Here’s a fact: All human biological processes produce chemical reactions. And all biological chemical reactions produce substances. In chemistry there is no such thing as a chemical reaction that doesn’t produce anything. Therefore, if a biological process could produce consciousness then consciousness would have be a substance that could be measured, weighed and dissected. However if you simply observe your own consciousness closely you will see that consciousness is much more like an empty space—and more like a light, than any biological substance that can be dissected.
Consciousness is like light because it illuminates your reality. It is what makes your reality perceptible. Right? And consciousness is also like a space because everything that exists must have a space in which to exist. When you look out upon the world everything you see corresponds to a space that it occupies. Your house, a tree, a mountain, this planet, everything occupies a space. But what about your thoughts? Thoughts are things too, so they too must occupy a space. But if you looked inside your head, there is no space in there, just brains. That is because the space that your thoughts occupy is your consciousness.
Even if you close your eyes and imagine a vast panoramic sunset, you will see it only because it is within the light and space of your consciousness. If you drag up old memories, they too only become perceptible as they enter into the light and space of your consciousness. How else could you possibly see them inside of your head? And when you are asleep dreaming, your dream appears to you in the light and space of your consciousness. And the fact that we can be aware of our senses of sight, smells, hearing, touch and taste shows that consciousness is very much like a light because it enables us to observe, or ‘see’ those sensations. So consciousness, far from being any kind of biological substance, is much more accurately analogous to a space that can be illuminated.

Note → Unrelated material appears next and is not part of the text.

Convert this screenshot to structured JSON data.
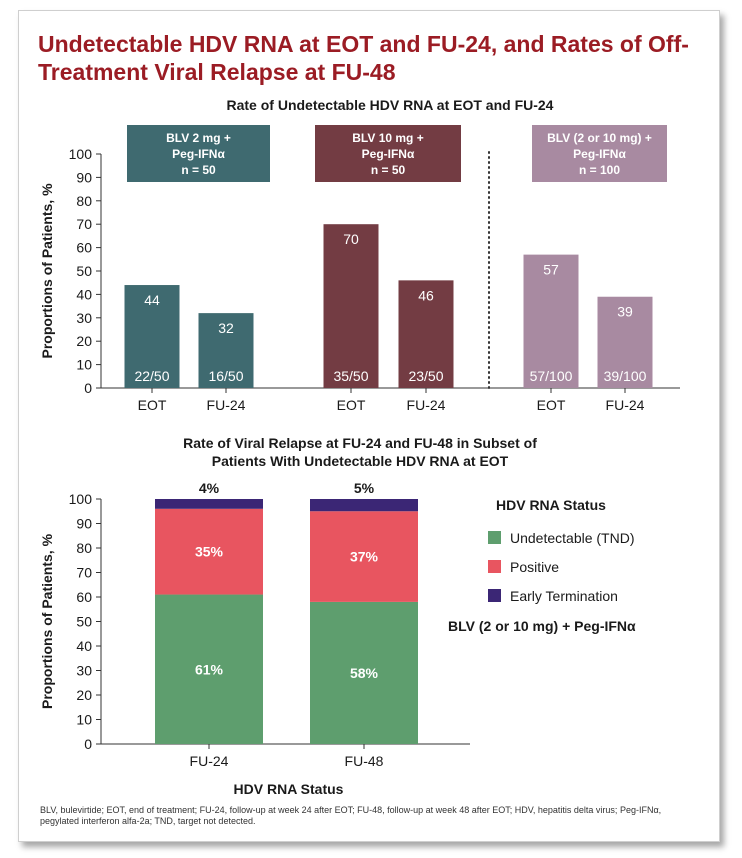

Philosopher Alan Watts offered this marvelous analogy of consciousness: Imagine reading a book. It’s an enthralling story and you’re gripped by every word. Pretty soon you lose awareness of the individual words because you are so immersed in the flow of the story. You are also completely unaware of the paper that the words are printed on. In this analogy, the paper is like consciousness. It is present as an invisible background behind the black type that is printed on the page, and yet the story could not exist without it. That’s why consciousness seems impossible to grasp: it is the ‘blank page’ upon which the world exists in our awareness.